Qualquer amante da leitura naturalmente sente afinidade por profissões, no caso em questão de historiador, que demandam extensa leitura, especialmente quando se considera o fato de que a literatura, neste contexto, é uma fonte de inestimável valor. Isso se deve ao fato de que a literatura é um compêndio de percepções individuais dos autores, as quais, em sua singularidade, refletem as visões da sociedade da época em que viveram. Mesmo obras literárias de natureza fictícia têm o potencial de nos falar muito sobre a época em que foram produzidas.

Desde o século passado, os historiadores têm se aproximado cada vez mais dessas fontes e se familiarizado com elas. Tornou-se uma prática comum apresentar pesquisas históricas usando uma linguagem mais acessível e de diálogo, que se assemelha mais à linguagem literária. No entanto, não devemos ser ingênuos ao pensar que a conexão entre literatura e História surgiu apenas devido à expansão das fontes históricas durante o século XX, com a influência da Escola dos Annales. Epopeias (A Odisseia, de Homero), romances (Os sertões, de Euclides da Cunha), poemas (Navio Negreiro, de Castro Alves) e peças teatrais sempre estiveram intimamente ligados ao registro histórico, seja para glorificá-lo ou para satirizá-lo.

De acordo com a historiadora Sandra Pesavento, a fonte literária possibilita-nos a produção de saberes sobre como dados fatos e conjunturas históricas foram percebidos pelos homens do passado, mais do que isso, quais comportamentos sociais foram gerados em função desta ou daquela situação histórica. (PESAVENTO, 2006)

A crônica jornalística é um gênero que representa muito bem a relação entre História e Literatura.
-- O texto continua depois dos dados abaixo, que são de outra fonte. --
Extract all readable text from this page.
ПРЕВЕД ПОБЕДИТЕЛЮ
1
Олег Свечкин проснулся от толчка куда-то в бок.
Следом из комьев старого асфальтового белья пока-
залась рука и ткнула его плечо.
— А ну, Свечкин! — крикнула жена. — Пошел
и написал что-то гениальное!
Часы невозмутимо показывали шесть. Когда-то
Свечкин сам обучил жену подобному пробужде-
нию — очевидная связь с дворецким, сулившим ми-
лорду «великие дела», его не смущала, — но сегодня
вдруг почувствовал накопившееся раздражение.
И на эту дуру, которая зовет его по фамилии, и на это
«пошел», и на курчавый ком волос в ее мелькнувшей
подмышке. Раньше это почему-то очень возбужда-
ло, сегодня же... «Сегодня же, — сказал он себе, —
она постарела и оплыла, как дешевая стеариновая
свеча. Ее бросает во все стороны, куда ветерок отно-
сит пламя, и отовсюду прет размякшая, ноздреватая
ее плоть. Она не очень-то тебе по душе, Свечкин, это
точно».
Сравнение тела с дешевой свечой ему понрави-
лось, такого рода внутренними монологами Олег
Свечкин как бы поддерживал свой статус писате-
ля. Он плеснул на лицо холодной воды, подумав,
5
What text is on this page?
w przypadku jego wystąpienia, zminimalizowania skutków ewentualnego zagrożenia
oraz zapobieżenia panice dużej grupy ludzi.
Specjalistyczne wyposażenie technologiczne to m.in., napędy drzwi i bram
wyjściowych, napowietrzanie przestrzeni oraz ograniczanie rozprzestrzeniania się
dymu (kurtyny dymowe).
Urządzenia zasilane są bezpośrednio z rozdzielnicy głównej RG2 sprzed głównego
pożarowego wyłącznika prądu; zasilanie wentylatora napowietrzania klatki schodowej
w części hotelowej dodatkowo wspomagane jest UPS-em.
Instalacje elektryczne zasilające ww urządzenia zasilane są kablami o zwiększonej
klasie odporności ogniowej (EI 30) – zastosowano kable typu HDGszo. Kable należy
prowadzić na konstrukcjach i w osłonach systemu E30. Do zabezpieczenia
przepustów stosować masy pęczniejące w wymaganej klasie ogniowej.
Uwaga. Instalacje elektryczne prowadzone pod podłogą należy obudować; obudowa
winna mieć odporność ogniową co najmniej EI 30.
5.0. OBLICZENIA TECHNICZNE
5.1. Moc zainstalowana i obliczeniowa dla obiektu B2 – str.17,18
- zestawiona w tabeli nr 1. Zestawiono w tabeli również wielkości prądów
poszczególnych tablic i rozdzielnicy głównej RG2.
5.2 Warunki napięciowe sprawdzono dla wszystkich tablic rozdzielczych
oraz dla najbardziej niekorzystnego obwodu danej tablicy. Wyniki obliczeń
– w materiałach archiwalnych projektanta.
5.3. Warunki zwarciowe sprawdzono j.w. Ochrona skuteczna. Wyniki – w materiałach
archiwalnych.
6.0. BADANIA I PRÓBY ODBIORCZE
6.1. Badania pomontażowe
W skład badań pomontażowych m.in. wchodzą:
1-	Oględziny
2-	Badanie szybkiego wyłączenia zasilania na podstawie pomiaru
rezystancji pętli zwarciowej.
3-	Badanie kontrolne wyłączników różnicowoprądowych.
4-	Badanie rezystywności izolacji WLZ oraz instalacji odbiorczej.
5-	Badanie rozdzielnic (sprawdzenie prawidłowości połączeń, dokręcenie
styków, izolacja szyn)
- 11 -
Publicada em jornais, ela aborda situações do cotidiano das cidades. Um autor que merece destaque é João do Rio, com seu livro “Vida Vertiginosa” (1911), que retratou o Rio de Janeiro durante a Primeira República, um período de modernização urbana e introdução de novas tecnologias, como os automóveis, além das reações ao contexto, enfatizando a velocidade da modernidade.

Poderia mencionar inúmeras obras de autores brasileiros como exemplos. No entanto, neste momento, gostaria de destacar brevemente alguns autores itaunenses, pois eles são guardiões das memórias locais.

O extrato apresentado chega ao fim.